Monroe: Oh, thank you. That’s a nice way of putting it. I'm not conscious of any styles or directions we've gone for, just whatever sounds good. And that one has a lot of air and nice ear candy. It ended up reminding me of Lords of the New Church, Stiv Bators. [Monroe and the late Bators, who also fronted the Dead Boys, were friends at one point.] Little things, intertwining. It's actually one of my favorite tracks on the album. It's very different for us, too. So I'm glad to hear you think it’s very Hanoi. Bob Ezrin said the same thing. I sent him the album and he said, “That’s very Hanoi.”

Well, Bob Ezrin would know – he produced the classic Hanoi Rocks album Two Steps From the Move. As someone who has worked with Ezrin, what’s his magic as a producer?

Monroe: He had a great vision about Hanoi. He thought of us in the same way he thought of the Alice Cooper band. He showed us the difference between an amateur and a professional. Every night you don’t necessarily feel like, “All right, everything’s great. Let’s go rock ‘n’ roll.” You’ve got to psych yourself up to that. He came to see the band live at first, and then he came to meet us. He wanted to meet me first, just to talk about the live performance. Like, how many times did I climb up on the P.A.? I was like, I don’t know. Maybe two or three. He said, “I counted seven.” So what? “Well, it kind of loses its effect.” And stuff like that from live performance, like what you do with your hands. “People follow your hands.”

And then we went into the studio and did a lot of preproduction and it was very thorough. He really got into the process, like really hands-on, and he loved the band and loved our sense of humor. He was like one of us. So it was a great recording experience and a big learning process for me. Stuff that I still use today, in many ways.

When the accident happened [Hanoi Rocks drummer Razzle was killed in a 1984 drunk driving accident with Mötley Crüe singer Vince Neil at the wheel], and Hanoi broke up, he was totally devastated and really mad at the whole thing. Because he really wanted to work with us and really felt that we were like the Alice Cooper band, and we were gonna do many albums together in the future. But fate had other plans.
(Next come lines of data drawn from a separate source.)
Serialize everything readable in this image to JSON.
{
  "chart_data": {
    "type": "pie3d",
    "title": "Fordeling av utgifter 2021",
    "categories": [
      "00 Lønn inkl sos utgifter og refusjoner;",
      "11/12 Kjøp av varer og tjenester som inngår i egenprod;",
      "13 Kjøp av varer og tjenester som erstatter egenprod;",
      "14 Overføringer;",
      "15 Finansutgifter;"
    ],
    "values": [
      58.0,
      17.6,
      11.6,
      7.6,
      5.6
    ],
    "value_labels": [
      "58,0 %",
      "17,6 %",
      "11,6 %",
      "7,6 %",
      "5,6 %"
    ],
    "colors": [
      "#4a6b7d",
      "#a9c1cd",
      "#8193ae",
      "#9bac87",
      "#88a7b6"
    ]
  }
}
Obviously, losing Razzle that was incredibly tough. A lot of people know his name because of the tragic way he passed. But what did you love about making music with Razzle? What was cool about being in a band with him?

Monroe: He was a great guy, in the first place. And the way he played, he reminded me of Keith Moon and Neal Smith from the Alice Cooper band. He came to the first audition where we checked him out in platform boots. That’s going to be hard to play drums with platform boots on! Technically, he wasn't the greatest drummer, but he had great attitude and we knew he’d evolve. And he had a cool style.

Him and Sami, back in the day, like on the Back to Mystery City album, there were no click tracks, they would just play it live. It was living and breathing. You listen to the tempos, some of the songs, like “Until I Get You,” that song slowly speeds up towards the end. You don't notice it, but you can feel it. That was the chemistry and the magic in the band. It was a perfectly flawed kind of chemistry, and it was great. And he was a dear friend. If I was going through a rough patch, he'd come up to me and say, “I can tell you're in a bad place, but it’ll be all right, you'll be okay.”

He’d been in a speed-metal kind of band before and he had like two bass drums, and we were like, “Double kick drums, no way.” He brought a second bass drum to a show, and at the venue we took the other pedal off before the show, and he was pissed off. But after that he realized it wasn’t our kind of thing. But he was a fantastic drummer and really had his own style and human touch. He and Sami together were a perfect rhythm section.